Other states with similar large increases in detainer orders include Florida (35.7 percent), New Jersey (32.4 percent), and New York (21.7 percent).
The refusals of detainer requests reflect growing opposition to the hardline White House immigration policy by so-called “sanctuary” cities in those states, TRAC said.
At the same time, the overall number of detainers issued by ICE has slipped six percent since last year.
During the first eight months of Fiscal Year 2019, ICE issued an average 13,898 detainers each month, down from 14,775 monthly over the same period in 2018.
The geographical shift in figures may reflect the administration’s determination to apply pressure to states and cities that have been at the center of protests against the immigration crackdown.
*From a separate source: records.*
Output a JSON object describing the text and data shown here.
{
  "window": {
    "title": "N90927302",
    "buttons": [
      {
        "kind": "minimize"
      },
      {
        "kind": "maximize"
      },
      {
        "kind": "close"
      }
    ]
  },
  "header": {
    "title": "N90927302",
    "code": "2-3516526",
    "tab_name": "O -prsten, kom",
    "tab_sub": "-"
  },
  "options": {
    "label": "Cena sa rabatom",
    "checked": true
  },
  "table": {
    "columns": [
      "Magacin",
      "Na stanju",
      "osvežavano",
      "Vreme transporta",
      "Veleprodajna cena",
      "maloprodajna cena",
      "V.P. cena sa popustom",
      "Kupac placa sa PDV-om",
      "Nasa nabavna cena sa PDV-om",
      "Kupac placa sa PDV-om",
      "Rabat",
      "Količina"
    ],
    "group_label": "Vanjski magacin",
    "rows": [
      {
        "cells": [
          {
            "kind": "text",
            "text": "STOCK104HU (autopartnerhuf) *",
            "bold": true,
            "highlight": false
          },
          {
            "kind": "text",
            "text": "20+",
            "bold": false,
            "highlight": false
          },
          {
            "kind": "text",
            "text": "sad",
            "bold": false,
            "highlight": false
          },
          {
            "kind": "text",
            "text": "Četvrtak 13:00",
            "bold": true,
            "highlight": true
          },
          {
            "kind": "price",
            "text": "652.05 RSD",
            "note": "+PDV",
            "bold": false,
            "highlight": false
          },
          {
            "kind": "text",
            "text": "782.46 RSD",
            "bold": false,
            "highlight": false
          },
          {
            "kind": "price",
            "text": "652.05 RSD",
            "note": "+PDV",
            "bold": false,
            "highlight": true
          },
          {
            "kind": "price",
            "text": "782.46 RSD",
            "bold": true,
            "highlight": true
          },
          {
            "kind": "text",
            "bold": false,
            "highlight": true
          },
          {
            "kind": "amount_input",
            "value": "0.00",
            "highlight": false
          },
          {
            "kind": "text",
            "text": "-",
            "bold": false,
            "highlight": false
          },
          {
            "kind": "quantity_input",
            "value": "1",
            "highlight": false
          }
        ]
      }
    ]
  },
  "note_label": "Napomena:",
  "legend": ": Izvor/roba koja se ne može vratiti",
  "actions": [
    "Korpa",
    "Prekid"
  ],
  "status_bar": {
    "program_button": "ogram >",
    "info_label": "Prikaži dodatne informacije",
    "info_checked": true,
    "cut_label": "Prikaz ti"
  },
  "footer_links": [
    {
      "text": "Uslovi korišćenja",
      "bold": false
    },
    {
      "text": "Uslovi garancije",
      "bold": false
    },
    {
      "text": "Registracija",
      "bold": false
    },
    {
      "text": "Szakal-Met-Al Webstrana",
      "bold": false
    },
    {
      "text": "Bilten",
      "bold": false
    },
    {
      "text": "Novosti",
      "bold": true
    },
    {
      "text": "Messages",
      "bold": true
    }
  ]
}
Five years ago, under the administration of President Barack Obama, the U.S. southwest border states represented the largest target of detainer orders, with the greatest number in Texas. But in 2019, Arizona alone received 35.6 percent fewer detainer orders than in 2018. Texas declined by 8 percent.
Meanwhile, in another report, TRAC said the backlog of immigration cases passed the one million mark this year.
“The latest case-by-case court records through the end of August 2019 shows the court’s active backlog was 1,007,155,” TRAC said.
An additional 322,535 cases are pending, but have not yet been placed on “active caseload rolls,” added TRAC.
The number of undocumented immigrants, however, is also declining. According to a June report by the Pew Research Center, that number had already dropped by 14 percent in 2017. Pew estimated there were 10.5 million unauthorized immigrants in the U.S. accounting for 3.2 percent of the nation’s population in that year—a decline largely attributed to the fall off in numbers from Mexico.
Between 2007 and 2017, undocumented immigration from Mexico decreased by 2 million.